GSA Connects 2024 Meeting in Anaheim, California

Paper No. 213-7
Presentation Time: 3:15 PM

USING MACHINE LEARNING TO CLASSIFY LANDSCAPE DISTURBANCES IN PACIFIC NORTHWEST NATIONAL PARKS


WEXLER, Daniel1, BOETSCH, John2 and ANTONOVA, Natasha2, (1)National Park Service, Scientists in Parks, Vienna, VA 22181, (2)National Park Service, North Coast and Cascades Inventory and Monitoring Network, Port Angeles, WA 98362

Landscape ­disturbances drive ecological change by facilitating succession, maintain the overall health of ecosystems by cycling nutrients, and sometimes impact human infrastructure. To track disturbance through time and space, the National Park Service uses Landsat imagery and the LandTrendr algorithm to identify patches of land that have experienced disturbance in three parks in the Pacific Northwest. This study presents a process for training and tuning a random forest machine learning model that can automate labeling these patches in Mount Rainier National Park, Olympic National Park, and North Cascades National Park Service Complex with one of eight disturbance classes (annual variability, avalanche, blowdown, clearing, defoliation, fire, mass movement, and riparian change).
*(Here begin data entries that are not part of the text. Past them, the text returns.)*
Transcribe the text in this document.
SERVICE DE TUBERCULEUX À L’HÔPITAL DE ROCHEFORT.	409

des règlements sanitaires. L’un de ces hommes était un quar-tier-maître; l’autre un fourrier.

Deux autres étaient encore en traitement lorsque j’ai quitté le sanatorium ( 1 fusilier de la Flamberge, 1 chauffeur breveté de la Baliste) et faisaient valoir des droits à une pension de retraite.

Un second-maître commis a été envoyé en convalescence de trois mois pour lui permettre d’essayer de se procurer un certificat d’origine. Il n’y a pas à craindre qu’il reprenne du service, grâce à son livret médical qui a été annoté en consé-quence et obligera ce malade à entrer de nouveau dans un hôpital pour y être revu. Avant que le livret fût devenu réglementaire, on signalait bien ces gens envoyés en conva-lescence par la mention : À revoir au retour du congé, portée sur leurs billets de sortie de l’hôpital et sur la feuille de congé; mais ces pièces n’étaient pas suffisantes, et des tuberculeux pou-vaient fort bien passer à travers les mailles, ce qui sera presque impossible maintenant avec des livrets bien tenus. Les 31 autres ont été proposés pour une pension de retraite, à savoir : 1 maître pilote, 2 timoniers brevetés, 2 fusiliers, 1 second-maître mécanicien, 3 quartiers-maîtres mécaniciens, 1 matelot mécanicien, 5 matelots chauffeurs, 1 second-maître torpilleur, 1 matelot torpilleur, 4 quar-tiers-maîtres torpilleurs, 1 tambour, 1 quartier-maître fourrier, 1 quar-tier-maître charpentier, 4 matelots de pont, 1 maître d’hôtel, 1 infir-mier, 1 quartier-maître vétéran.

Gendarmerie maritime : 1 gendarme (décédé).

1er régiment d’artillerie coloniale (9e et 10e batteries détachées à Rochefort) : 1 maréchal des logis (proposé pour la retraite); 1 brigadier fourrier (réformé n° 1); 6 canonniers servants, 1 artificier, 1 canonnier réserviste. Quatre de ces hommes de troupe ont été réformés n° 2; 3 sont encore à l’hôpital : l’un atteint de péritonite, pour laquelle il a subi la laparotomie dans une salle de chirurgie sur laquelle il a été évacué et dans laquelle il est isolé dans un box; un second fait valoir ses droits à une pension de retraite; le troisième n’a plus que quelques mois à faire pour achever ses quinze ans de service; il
A separate model was built for each park due to the unique nature of the different areas, and each model was trained on an extensive dataset of human-labeled disturbance patches from 1987-2023. We introduce a novel way of evaluating the tree voting outputs of the random forest models to allow the user to individually optimize the classification error for each disturbance class against a trade-off of having to manually label more or fewer disturbance patches. To perform this optimization, the models were tested using a withheld, labeled dataset. Preliminary random forest models showed that classifications made with a higher percentage of decision tree votes were more likely to be correct. After thresholding by decision tree vote cutoffs, 99.6% of the patches at Mount Rainier were labeled with 97.5% accuracy, 87.8% of the patches at Olympic were labeled with 95.7% accuracy, and 73.3% of the patches at North Cascades were labeled with 95.8% accuracy. We plan to further validate these results with an additional human review of a subset of the patches labeled by the model to estimate final classification error rates. This approach may be broadly applicable for assessing model performance on individual disturbance classes to balance high accuracy against the need to automate map classifications across large landscapes.